What is vital to remember is that care proceedings are issued in the best interests of the child/ren of the family, and everyone involved has the same priority: to ensure the health, happiness, and wellbeing of the child and to protect the child from harm or the risk of harm.
Despite this, care proceedings can still be an upsetting experience, and many parents naturally want to keep the situation as low key and informal as possible to prevent further stress or further upset to the child. At National Legal Service, we know that many parents in this situation prefer to take a ‘wait and see’ approach, particularly if they are confident that there are no reasonable grounds to remove the child from the home.
However, as a parent, you are entitled to free legal advice and representation for care proceedings (regardless of your financial circumstances), and we highly recommend that this professional support is secured as early as possible.
Why Accept Legal Support?
Situations relating to a child’s wellbeing are taken very seriously, and as such care proceedings can be remarkably complex. Not only are there a number of different orders that can be granted – including care orders, supervision orders, special guardianship orders, and family assistance orders – but there are also a whole host of complicated terms used in these cases, such as ‘contested removal’ and ‘settlement conference’. It’s enough to overwhelm the most composed of parents.
- Care Order gives parental responsibility to the local authority, enabling them to make decisions. In some cases, children may be placed with a foster family, although they may also be placed into the care of other family members.
- Supervision Order does not give parental responsibility to the local authority, but does enable them to be involved in decisions made regarding the child. It is designed as a way for the local authority to befriend and assist the family. The child will usually be kept within the family if this order is made.
- Special Guardianship Order shares parental responsibility between the parent and an appointed guardian, who are expected to make decisions for the child together. This order is often given when the child lives with extended family/close friends that have been positively assessed.

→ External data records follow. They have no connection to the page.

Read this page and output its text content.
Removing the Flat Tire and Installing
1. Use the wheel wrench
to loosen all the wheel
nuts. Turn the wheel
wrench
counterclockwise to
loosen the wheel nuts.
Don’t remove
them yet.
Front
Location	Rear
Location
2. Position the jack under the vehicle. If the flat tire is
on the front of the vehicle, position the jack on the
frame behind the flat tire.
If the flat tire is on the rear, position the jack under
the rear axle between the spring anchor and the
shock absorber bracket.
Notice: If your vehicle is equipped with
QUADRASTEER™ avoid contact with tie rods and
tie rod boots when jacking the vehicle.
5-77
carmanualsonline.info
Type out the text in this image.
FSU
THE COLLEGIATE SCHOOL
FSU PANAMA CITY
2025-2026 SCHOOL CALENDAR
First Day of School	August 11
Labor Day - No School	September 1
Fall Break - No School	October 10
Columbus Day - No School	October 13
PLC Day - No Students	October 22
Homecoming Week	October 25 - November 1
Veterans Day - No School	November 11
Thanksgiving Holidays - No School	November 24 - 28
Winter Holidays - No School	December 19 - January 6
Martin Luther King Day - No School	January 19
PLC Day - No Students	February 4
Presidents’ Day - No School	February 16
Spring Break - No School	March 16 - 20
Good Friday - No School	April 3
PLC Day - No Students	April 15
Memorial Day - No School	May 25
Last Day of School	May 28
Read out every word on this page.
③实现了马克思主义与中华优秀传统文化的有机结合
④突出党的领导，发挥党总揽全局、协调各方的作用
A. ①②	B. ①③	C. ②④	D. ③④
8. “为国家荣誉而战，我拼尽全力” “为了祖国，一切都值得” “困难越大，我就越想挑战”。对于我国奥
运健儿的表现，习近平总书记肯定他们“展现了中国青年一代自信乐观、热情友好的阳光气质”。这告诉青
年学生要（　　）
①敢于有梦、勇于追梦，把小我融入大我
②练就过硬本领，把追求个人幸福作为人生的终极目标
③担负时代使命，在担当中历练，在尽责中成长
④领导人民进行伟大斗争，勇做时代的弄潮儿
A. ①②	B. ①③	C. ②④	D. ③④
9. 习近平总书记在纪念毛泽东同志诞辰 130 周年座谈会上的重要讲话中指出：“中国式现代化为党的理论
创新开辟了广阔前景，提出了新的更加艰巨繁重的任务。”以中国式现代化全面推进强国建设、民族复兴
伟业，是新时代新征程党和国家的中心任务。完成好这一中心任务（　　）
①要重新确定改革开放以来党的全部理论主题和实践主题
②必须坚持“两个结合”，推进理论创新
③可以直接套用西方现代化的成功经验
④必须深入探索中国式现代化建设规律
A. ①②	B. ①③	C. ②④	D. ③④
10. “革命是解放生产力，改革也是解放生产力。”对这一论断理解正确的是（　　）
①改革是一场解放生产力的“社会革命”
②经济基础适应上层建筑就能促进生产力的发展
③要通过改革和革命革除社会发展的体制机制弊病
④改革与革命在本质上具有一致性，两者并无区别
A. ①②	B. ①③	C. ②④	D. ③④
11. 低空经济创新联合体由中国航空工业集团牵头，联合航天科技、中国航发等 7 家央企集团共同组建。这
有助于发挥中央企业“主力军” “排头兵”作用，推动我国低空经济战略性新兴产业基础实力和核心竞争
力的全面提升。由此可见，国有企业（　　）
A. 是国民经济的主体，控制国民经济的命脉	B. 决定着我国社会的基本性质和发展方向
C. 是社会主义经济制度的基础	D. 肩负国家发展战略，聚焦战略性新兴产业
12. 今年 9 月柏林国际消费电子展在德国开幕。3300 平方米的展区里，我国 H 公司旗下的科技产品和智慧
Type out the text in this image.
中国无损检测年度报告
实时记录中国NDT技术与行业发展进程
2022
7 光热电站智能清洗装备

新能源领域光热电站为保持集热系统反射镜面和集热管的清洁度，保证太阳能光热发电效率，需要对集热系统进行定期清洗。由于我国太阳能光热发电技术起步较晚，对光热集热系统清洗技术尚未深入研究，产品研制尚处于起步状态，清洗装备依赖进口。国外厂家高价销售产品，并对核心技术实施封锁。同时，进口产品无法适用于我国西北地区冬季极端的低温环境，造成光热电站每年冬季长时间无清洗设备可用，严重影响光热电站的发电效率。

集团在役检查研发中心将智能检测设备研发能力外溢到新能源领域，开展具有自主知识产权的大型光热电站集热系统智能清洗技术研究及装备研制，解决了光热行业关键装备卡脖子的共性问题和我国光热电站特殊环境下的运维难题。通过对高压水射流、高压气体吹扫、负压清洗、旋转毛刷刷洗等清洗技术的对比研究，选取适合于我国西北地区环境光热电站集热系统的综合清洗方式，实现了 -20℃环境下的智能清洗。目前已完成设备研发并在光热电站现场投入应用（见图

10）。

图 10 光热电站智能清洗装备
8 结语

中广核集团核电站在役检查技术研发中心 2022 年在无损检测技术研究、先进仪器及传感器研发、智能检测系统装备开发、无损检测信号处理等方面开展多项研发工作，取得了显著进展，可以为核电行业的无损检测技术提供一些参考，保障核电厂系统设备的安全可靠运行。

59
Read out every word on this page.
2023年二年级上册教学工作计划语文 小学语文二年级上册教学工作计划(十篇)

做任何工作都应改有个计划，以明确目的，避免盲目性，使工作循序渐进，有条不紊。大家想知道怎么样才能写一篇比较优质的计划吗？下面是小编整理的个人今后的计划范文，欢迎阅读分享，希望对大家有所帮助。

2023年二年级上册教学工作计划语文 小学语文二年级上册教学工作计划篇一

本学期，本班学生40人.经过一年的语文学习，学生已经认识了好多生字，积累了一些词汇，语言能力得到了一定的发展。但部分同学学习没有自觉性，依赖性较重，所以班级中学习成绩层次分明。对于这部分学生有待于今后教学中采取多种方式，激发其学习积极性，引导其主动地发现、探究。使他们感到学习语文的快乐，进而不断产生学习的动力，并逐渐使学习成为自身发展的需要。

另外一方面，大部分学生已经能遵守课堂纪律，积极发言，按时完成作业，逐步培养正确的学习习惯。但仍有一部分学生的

The concern with parents feeling overwhelmed by the ins and outs of care proceedings is that they may be feeling very nervous or anxious in court, and may not be able to represent themselves in the best light, or properly communicate their views. In our vast experience of care proceedings, we’ve seen how many decisions are made during the initial hearings, and so we fully believe that having a strong start is key to driving the right outcome. Seeking early advice and support is essential.
While you are the child’s parent (or main carer), the court can – and will – make the decision to remove the child from your care if they have reasonable grounds to believe that the child is at risk should they remain within in the same environment, and they can make these decisions very rapidly.
One very common problem that we see is that there is sometimes a notable discrepancy between what parents and what judges consider to be ‘reasonable grounds’. What is important to keep in mind is that courts will not take any risks where children are involved, and will often err on the side of caution. By ensuring you’re represented in court accurately from the start, you’re giving yourself the best chance to get your views across, and share your own feelings about the welfare of your child.
Support From National Legal Service
At National Legal Service, we’re proud to have a strong and highly dedicated team of specialist family solicitors who are ready to accept instruction at short notice and provide all necessary support to worried parents right from the very start of care proceedings. Experienced in working closely on a daily basis with families and children with social workers, we understand the challenges faced when communicating with various professionals involved in this decision making.
Having worked in family law for many years, we believe that the most vital piece of information that all parents should know is just how important it is to accept the support that is available for legal guardians during care proceedings, along with how important it is to seek this support during the early stages of the process. Even in situations in which you are confident that there is no risk to the child, or in situations which appear to be proceeding well, circumstances can change very quickly and being prepared is key.